In conclusion, several studies support the immunomodulatory properties of vitamin D and its important role in the maintenance of immune homeostasis. However, well-designed, randomized controlled trials are needed in the future to understand the potential role of vitamin D status in sustaining the protective immune responses against respiratory pathogens and in preventing different types of respiratory tract infections (i.e., upper respiratory tract infections versus lower respiratory tract infections). Also, it will be important to clarify which is the subset of individuals that would potentially receive the highest benefits from vitamin D supplementation. According to the current evidence, we outline the importance of initiating or maintaining vitamin D supplementation (under proper medical supervision) in individuals with hypovitaminosis D, especially in those previously diagnosed with a severe vitamin D deficiency in order to attain a target serum value of 25-hydroxyvitamin D of at least >30 ng/mL.

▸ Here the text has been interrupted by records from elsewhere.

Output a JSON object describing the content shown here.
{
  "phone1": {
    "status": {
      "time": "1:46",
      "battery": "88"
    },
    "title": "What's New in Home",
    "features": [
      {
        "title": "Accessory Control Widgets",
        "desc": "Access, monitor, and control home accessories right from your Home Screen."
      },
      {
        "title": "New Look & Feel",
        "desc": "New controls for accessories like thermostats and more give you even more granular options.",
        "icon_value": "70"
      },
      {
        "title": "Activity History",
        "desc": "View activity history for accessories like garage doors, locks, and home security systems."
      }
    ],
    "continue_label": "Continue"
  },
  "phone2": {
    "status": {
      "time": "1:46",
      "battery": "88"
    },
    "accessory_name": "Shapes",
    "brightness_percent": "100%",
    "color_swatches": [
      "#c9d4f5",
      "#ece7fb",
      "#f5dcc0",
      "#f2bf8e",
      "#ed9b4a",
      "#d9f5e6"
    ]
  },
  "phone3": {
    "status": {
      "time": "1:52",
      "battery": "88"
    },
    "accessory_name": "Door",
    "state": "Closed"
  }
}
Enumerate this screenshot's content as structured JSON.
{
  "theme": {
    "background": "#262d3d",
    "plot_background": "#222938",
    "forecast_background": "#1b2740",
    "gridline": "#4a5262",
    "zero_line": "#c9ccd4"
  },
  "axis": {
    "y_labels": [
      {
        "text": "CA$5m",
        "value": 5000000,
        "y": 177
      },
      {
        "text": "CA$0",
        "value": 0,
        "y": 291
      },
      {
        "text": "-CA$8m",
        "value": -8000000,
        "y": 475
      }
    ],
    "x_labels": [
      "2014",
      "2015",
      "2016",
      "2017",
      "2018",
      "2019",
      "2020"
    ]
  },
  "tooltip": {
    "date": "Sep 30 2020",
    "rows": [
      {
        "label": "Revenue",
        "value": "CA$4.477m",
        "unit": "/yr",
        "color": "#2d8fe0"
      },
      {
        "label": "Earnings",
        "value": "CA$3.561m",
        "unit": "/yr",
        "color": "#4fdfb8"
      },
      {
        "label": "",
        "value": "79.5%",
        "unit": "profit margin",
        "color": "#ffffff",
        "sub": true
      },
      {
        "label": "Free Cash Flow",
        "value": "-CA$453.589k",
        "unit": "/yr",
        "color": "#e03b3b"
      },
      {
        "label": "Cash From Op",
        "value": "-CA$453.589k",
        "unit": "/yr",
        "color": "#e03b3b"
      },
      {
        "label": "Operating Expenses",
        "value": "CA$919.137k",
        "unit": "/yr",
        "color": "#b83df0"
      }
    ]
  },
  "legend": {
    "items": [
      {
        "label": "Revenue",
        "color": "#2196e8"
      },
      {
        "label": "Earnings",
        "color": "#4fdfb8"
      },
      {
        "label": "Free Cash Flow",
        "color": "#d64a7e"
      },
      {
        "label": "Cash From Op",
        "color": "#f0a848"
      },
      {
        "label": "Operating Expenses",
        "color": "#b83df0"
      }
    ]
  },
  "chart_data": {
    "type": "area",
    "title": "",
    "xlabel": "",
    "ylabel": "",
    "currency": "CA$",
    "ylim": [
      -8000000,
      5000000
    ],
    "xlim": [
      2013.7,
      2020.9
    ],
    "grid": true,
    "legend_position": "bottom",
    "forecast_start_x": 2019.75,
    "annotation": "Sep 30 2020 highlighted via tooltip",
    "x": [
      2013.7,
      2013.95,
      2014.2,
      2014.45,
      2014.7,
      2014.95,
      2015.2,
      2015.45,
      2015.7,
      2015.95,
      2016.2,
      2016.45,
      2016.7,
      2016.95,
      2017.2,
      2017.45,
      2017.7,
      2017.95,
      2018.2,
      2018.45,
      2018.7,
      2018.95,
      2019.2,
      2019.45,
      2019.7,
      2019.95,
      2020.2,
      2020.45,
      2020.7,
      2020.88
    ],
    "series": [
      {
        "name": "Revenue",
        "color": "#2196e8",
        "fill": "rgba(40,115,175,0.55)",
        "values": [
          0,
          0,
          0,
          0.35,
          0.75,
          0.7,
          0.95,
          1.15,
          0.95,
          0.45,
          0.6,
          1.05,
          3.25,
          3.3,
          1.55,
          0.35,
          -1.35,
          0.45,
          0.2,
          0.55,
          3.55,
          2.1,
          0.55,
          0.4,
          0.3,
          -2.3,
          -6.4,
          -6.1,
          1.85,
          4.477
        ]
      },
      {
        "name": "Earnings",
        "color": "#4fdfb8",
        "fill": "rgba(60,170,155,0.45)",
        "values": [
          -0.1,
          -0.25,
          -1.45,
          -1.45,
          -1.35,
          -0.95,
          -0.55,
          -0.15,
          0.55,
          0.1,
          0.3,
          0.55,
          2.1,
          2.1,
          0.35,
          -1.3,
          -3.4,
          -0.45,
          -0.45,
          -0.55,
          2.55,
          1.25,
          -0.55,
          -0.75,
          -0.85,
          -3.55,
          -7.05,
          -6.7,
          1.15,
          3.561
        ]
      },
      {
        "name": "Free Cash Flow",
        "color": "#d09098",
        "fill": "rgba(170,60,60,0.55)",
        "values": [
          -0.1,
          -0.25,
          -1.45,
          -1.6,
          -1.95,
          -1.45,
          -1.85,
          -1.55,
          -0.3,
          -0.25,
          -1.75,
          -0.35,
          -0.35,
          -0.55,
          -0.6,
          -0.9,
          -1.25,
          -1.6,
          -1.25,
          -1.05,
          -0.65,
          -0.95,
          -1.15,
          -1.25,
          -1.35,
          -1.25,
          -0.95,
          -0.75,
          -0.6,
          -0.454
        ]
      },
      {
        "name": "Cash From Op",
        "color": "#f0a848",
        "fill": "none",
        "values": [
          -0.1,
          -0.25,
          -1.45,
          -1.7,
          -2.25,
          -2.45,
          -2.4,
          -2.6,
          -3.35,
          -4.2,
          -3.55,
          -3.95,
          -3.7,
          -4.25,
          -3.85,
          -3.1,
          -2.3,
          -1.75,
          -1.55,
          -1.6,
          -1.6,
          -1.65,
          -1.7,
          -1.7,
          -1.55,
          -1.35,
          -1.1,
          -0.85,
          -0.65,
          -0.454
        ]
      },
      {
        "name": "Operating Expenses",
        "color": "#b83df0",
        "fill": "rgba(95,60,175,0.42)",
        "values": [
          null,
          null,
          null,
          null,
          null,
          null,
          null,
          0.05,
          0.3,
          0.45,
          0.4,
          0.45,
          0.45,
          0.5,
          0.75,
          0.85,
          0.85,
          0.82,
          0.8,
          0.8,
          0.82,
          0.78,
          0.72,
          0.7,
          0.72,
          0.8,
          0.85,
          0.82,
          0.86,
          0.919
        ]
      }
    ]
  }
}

We also believe that maintenance of circulating 25-hydroxyvitamin D levels of 40-60 ng/mL would be optimal, since it has been suggested that concentrations amounting to 40 ng/mL represent the beginning point of the plateau where the synthesis of the active form calcitriol becomes substrate-independent 46,47. Additionally, serum 25-hydroxyvitamin D levels of approximately >40 ng/mL could provide protection against acute viral respiratory infections, as demonstrated in a prospective cohort study published in PLoS One and conducted on 198 healthy adults 48. To reach these concentrations in adults, a dietary and/or supplemental intake of vitamin D up to 6000 IU/day - deemed to be safe - is required 49,50.
However, elderly subjects, overweight/obese and diabetic patients, patients with malabsorption syndromes, and patients on medications affecting vitamin D metabolism may require even higher doses under medical supervision 50. Finally, these remarks align well with the current recommendations for prevention and treatment of vitamin D deficiency in relation to skeletal 50 and extraskeletal health 51.